Brits nix early treatment

In keeping with stereotypes—pushy Americans and reserved Britons—the UK’s updated HIV treatment guidelines, published in July’s Lancet, recommend starting therapy later than the U.S. standard: Brits say begin as CD4 counts fall toward 350; the official Yank yarn is to start at 500.

“The British have always been a bit more conservative about when to start, and for good reason,” said the AIDS Treatment Data Network’s Rich Jefferys, a transplanted Londoner. “Starting treatment is a risk/benefit equation: At what point is someone at enough risk of disease progression that they’ll benefit from it?” With a normal CD4 range  between 400 and 1,200, Jefferys said, an asymptomatic HIVer with 500 CD4s who starts therapy may be overzealous.

The 350 reserved option may be the U.S. import to invest in.

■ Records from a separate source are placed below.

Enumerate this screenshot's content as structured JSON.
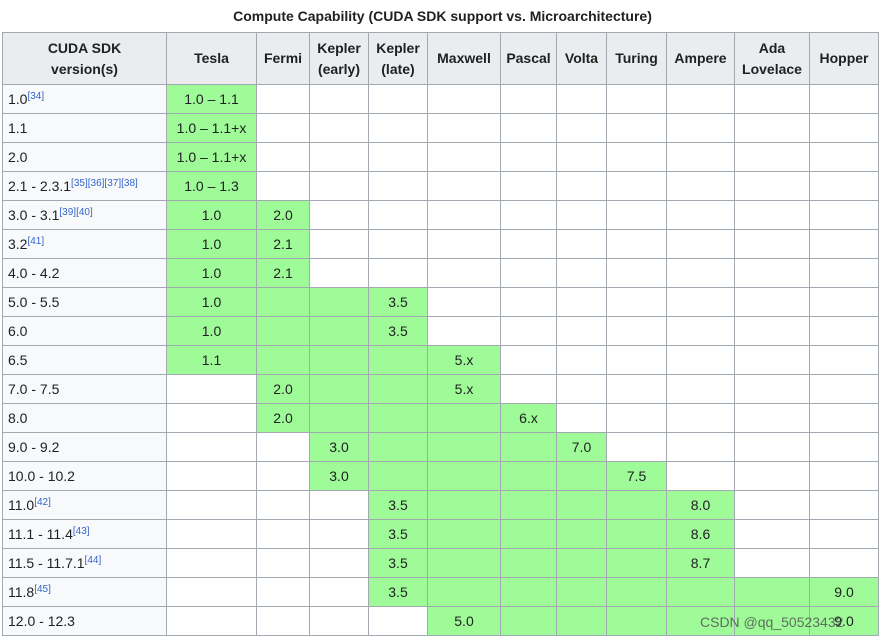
{
  "caption": "Compute Capability (CUDA SDK support vs. Microarchitecture)",
  "headers": [
    [
      "CUDA SDK",
      "version(s)"
    ],
    [
      "Tesla"
    ],
    [
      "Fermi"
    ],
    [
      "Kepler",
      "(early)"
    ],
    [
      "Kepler",
      "(late)"
    ],
    [
      "Maxwell"
    ],
    [
      "Pascal"
    ],
    [
      "Volta"
    ],
    [
      "Turing"
    ],
    [
      "Ampere"
    ],
    [
      "Ada",
      "Lovelace"
    ],
    [
      "Hopper"
    ]
  ],
  "rows": [
    {
      "version": "1.0",
      "refs": [
        "[34]"
      ],
      "cells": [
        {
          "text": "1.0 – 1.1",
          "green": true
        },
        {
          "text": "",
          "green": false
        },
        {
          "text": "",
          "green": false
        },
        {
          "text": "",
          "green": false
        },
        {
          "text": "",
          "green": false
        },
        {
          "text": "",
          "green": false
        },
        {
          "text": "",
          "green": false
        },
        {
          "text": "",
          "green": false
        },
        {
          "text": "",
          "green": false
        },
        {
          "text": "",
          "green": false
        },
        {
          "text": "",
          "green": false
        }
      ]
    },
    {
      "version": "1.1",
      "refs": [],
      "cells": [
        {
          "text": "1.0 – 1.1+x",
          "green": true
        },
        {
          "text": "",
          "green": false
        },
        {
          "text": "",
          "green": false
        },
        {
          "text": "",
          "green": false
        },
        {
          "text": "",
          "green": false
        },
        {
          "text": "",
          "green": false
        },
        {
          "text": "",
          "green": false
        },
        {
          "text": "",
          "green": false
        },
        {
          "text": "",
          "green": false
        },
        {
          "text": "",
          "green": false
        },
        {
          "text": "",
          "green": false
        }
      ]
    },
    {
      "version": "2.0",
      "refs": [],
      "cells": [
        {
          "text": "1.0 – 1.1+x",
          "green": true
        },
        {
          "text": "",
          "green": false
        },
        {
          "text": "",
          "green": false
        },
        {
          "text": "",
          "green": false
        },
        {
          "text": "",
          "green": false
        },
        {
          "text": "",
          "green": false
        },
        {
          "text": "",
          "green": false
        },
        {
          "text": "",
          "green": false
        },
        {
          "text": "",
          "green": false
        },
        {
          "text": "",
          "green": false
        },
        {
          "text": "",
          "green": false
        }
      ]
    },
    {
      "version": "2.1 - 2.3.1",
      "refs": [
        "[35]",
        "[36]",
        "[37]",
        "[38]"
      ],
      "cells": [
        {
          "text": "1.0 – 1.3",
          "green": true
        },
        {
          "text": "",
          "green": false
        },
        {
          "text": "",
          "green": false
        },
        {
          "text": "",
          "green": false
        },
        {
          "text": "",
          "green": false
        },
        {
          "text": "",
          "green": false
        },
        {
          "text": "",
          "green": false
        },
        {
          "text": "",
          "green": false
        },
        {
          "text": "",
          "green": false
        },
        {
          "text": "",
          "green": false
        },
        {
          "text": "",
          "green": false
        }
      ]
    },
    {
      "version": "3.0 - 3.1",
      "refs": [
        "[39]",
        "[40]"
      ],
      "cells": [
        {
          "text": "1.0",
          "green": true
        },
        {
          "text": "2.0",
          "green": true
        },
        {
          "text": "",
          "green": false
        },
        {
          "text": "",
          "green": false
        },
        {
          "text": "",
          "green": false
        },
        {
          "text": "",
          "green": false
        },
        {
          "text": "",
          "green": false
        },
        {
          "text": "",
          "green": false
        },
        {
          "text": "",
          "green": false
        },
        {
          "text": "",
          "green": false
        },
        {
          "text": "",
          "green": false
        }
      ]
    },
    {
      "version": "3.2",
      "refs": [
        "[41]"
      ],
      "cells": [
        {
          "text": "1.0",
          "green": true
        },
        {
          "text": "2.1",
          "green": true
        },
        {
          "text": "",
          "green": false
        },
        {
          "text": "",
          "green": false
        },
        {
          "text": "",
          "green": false
        },
        {
          "text": "",
          "green": false
        },
        {
          "text": "",
          "green": false
        },
        {
          "text": "",
          "green": false
        },
        {
          "text": "",
          "green": false
        },
        {
          "text": "",
          "green": false
        },
        {
          "text": "",
          "green": false
        }
      ]
    },
    {
      "version": "4.0 - 4.2",
      "refs": [],
      "cells": [
        {
          "text": "1.0",
          "green": true
        },
        {
          "text": "2.1",
          "green": true
        },
        {
          "text": "",
          "green": false
        },
        {
          "text": "",
          "green": false
        },
        {
          "text": "",
          "green": false
        },
        {
          "text": "",
          "green": false
        },
        {
          "text": "",
          "green": false
        },
        {
          "text": "",
          "green": false
        },
        {
          "text": "",
          "green": false
        },
        {
          "text": "",
          "green": false
        },
        {
          "text": "",
          "green": false
        }
      ]
    },
    {
      "version": "5.0 - 5.5",
      "refs": [],
      "cells": [
        {
          "text": "1.0",
          "green": true
        },
        {
          "text": "",
          "green": true
        },
        {
          "text": "",
          "green": true
        },
        {
          "text": "3.5",
          "green": true
        },
        {
          "text": "",
          "green": false
        },
        {
          "text": "",
          "green": false
        },
        {
          "text": "",
          "green": false
        },
        {
          "text": "",
          "green": false
        },
        {
          "text": "",
          "green": false
        },
        {
          "text": "",
          "green": false
        },
        {
          "text": "",
          "green": false
        }
      ]
    },
    {
      "version": "6.0",
      "refs": [],
      "cells": [
        {
          "text": "1.0",
          "green": true
        },
        {
          "text": "",
          "green": true
        },
        {
          "text": "",
          "green": true
        },
        {
          "text": "3.5",
          "green": true
        },
        {
          "text": "",
          "green": false
        },
        {
          "text": "",
          "green": false
        },
        {
          "text": "",
          "green": false
        },
        {
          "text": "",
          "green": false
        },
        {
          "text": "",
          "green": false
        },
        {
          "text": "",
          "green": false
        },
        {
          "text": "",
          "green": false
        }
      ]
    },
    {
      "version": "6.5",
      "refs": [],
      "cells": [
        {
          "text": "1.1",
          "green": true
        },
        {
          "text": "",
          "green": true
        },
        {
          "text": "",
          "green": true
        },
        {
          "text": "",
          "green": true
        },
        {
          "text": "5.x",
          "green": true
        },
        {
          "text": "",
          "green": false
        },
        {
          "text": "",
          "green": false
        },
        {
          "text": "",
          "green": false
        },
        {
          "text": "",
          "green": false
        },
        {
          "text": "",
          "green": false
        },
        {
          "text": "",
          "green": false
        }
      ]
    },
    {
      "version": "7.0 - 7.5",
      "refs": [],
      "cells": [
        {
          "text": "",
          "green": false
        },
        {
          "text": "2.0",
          "green": true
        },
        {
          "text": "",
          "green": true
        },
        {
          "text": "",
          "green": true
        },
        {
          "text": "5.x",
          "green": true
        },
        {
          "text": "",
          "green": false
        },
        {
          "text": "",
          "green": false
        },
        {
          "text": "",
          "green": false
        },
        {
          "text": "",
          "green": false
        },
        {
          "text": "",
          "green": false
        },
        {
          "text": "",
          "green": false
        }
      ]
    },
    {
      "version": "8.0",
      "refs": [],
      "cells": [
        {
          "text": "",
          "green": false
        },
        {
          "text": "2.0",
          "green": true
        },
        {
          "text": "",
          "green": true
        },
        {
          "text": "",
          "green": true
        },
        {
          "text": "",
          "green": true
        },
        {
          "text": "6.x",
          "green": true
        },
        {
          "text": "",
          "green": false
        },
        {
          "text": "",
          "green": false
        },
        {
          "text": "",
          "green": false
        },
        {
          "text": "",
          "green": false
        },
        {
          "text": "",
          "green": false
        }
      ]
    },
    {
      "version": "9.0 - 9.2",
      "refs": [],
      "cells": [
        {
          "text": "",
          "green": false
        },
        {
          "text": "",
          "green": false
        },
        {
          "text": "3.0",
          "green": true
        },
        {
          "text": "",
          "green": true
        },
        {
          "text": "",
          "green": true
        },
        {
          "text": "",
          "green": true
        },
        {
          "text": "7.0",
          "green": true
        },
        {
          "text": "",
          "green": false
        },
        {
          "text": "",
          "green": false
        },
        {
          "text": "",
          "green": false
        },
        {
          "text": "",
          "green": false
        }
      ]
    },
    {
      "version": "10.0 - 10.2",
      "refs": [],
      "cells": [
        {
          "text": "",
          "green": false
        },
        {
          "text": "",
          "green": false
        },
        {
          "text": "3.0",
          "green": true
        },
        {
          "text": "",
          "green": true
        },
        {
          "text": "",
          "green": true
        },
        {
          "text": "",
          "green": true
        },
        {
          "text": "",
          "green": true
        },
        {
          "text": "7.5",
          "green": true
        },
        {
          "text": "",
          "green": false
        },
        {
          "text": "",
          "green": false
        },
        {
          "text": "",
          "green": false
        }
      ]
    },
    {
      "version": "11.0",
      "refs": [
        "[42]"
      ],
      "cells": [
        {
          "text": "",
          "green": false
        },
        {
          "text": "",
          "green": false
        },
        {
          "text": "",
          "green": false
        },
        {
          "text": "3.5",
          "green": true
        },
        {
          "text": "",
          "green": true
        },
        {
          "text": "",
          "green": true
        },
        {
          "text": "",
          "green": true
        },
        {
          "text": "",
          "green": true
        },
        {
          "text": "8.0",
          "green": true
        },
        {
          "text": "",
          "green": false
        },
        {
          "text": "",
          "green": false
        }
      ]
    },
    {
      "version": "11.1 - 11.4",
      "refs": [
        "[43]"
      ],
      "cells": [
        {
          "text": "",
          "green": false
        },
        {
          "text": "",
          "green": false
        },
        {
          "text": "",
          "green": false
        },
        {
          "text": "3.5",
          "green": true
        },
        {
          "text": "",
          "green": true
        },
        {
          "text": "",
          "green": true
        },
        {
          "text": "",
          "green": true
        },
        {
          "text": "",
          "green": true
        },
        {
          "text": "8.6",
          "green": true
        },
        {
          "text": "",
          "green": false
        },
        {
          "text": "",
          "green": false
        }
      ]
    },
    {
      "version": "11.5 - 11.7.1",
      "refs": [
        "[44]"
      ],
      "cells": [
        {
          "text": "",
          "green": false
        },
        {
          "text": "",
          "green": false
        },
        {
          "text": "",
          "green": false
        },
        {
          "text": "3.5",
          "green": true
        },
        {
          "text": "",
          "green": true
        },
        {
          "text": "",
          "green": true
        },
        {
          "text": "",
          "green": true
        },
        {
          "text": "",
          "green": true
        },
        {
          "text": "8.7",
          "green": true
        },
        {
          "text": "",
          "green": false
        },
        {
          "text": "",
          "green": false
        }
      ]
    },
    {
      "version": "11.8",
      "refs": [
        "[45]"
      ],
      "cells": [
        {
          "text": "",
          "green": false
        },
        {
          "text": "",
          "green": false
        },
        {
          "text": "",
          "green": false
        },
        {
          "text": "3.5",
          "green": true
        },
        {
          "text": "",
          "green": true
        },
        {
          "text": "",
          "green": true
        },
        {
          "text": "",
          "green": true
        },
        {
          "text": "",
          "green": true
        },
        {
          "text": "",
          "green": true
        },
        {
          "text": "",
          "green": true
        },
        {
          "text": "9.0",
          "green": true
        }
      ]
    },
    {
      "version": "12.0 - 12.3",
      "refs": [],
      "cells": [
        {
          "text": "",
          "green": false
        },
        {
          "text": "",
          "green": false
        },
        {
          "text": "",
          "green": false
        },
        {
          "text": "",
          "green": false
        },
        {
          "text": "5.0",
          "green": true
        },
        {
          "text": "",
          "green": true
        },
        {
          "text": "",
          "green": true
        },
        {
          "text": "",
          "green": true
        },
        {
          "text": "",
          "green": true
        },
        {
          "text": "",
          "green": true
        },
        {
          "text": "9.0",
          "green": true
        }
      ]
    }
  ],
  "watermark": "CSDN @qq_50523432",
  "colors": {
    "supported": "#9ffb98",
    "header_bg": "#eaecf0",
    "border": "#a2a9b1",
    "link": "#3366cc"
  }
}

After July’s World AIDS Conference, even San Francisco General Hospital’s Dr. Paul Volberding, a leading early-interventionist since AZT, said: “Don’t you suspect we have, if anything, erred on the side of recommending therapy too early? Putting it off is something we need to consider.” Blimey!, Jefferys said. “It’s rather scary that he’s saying that. My hunch is it means he’s seeing some pretty nasty things in his patients.”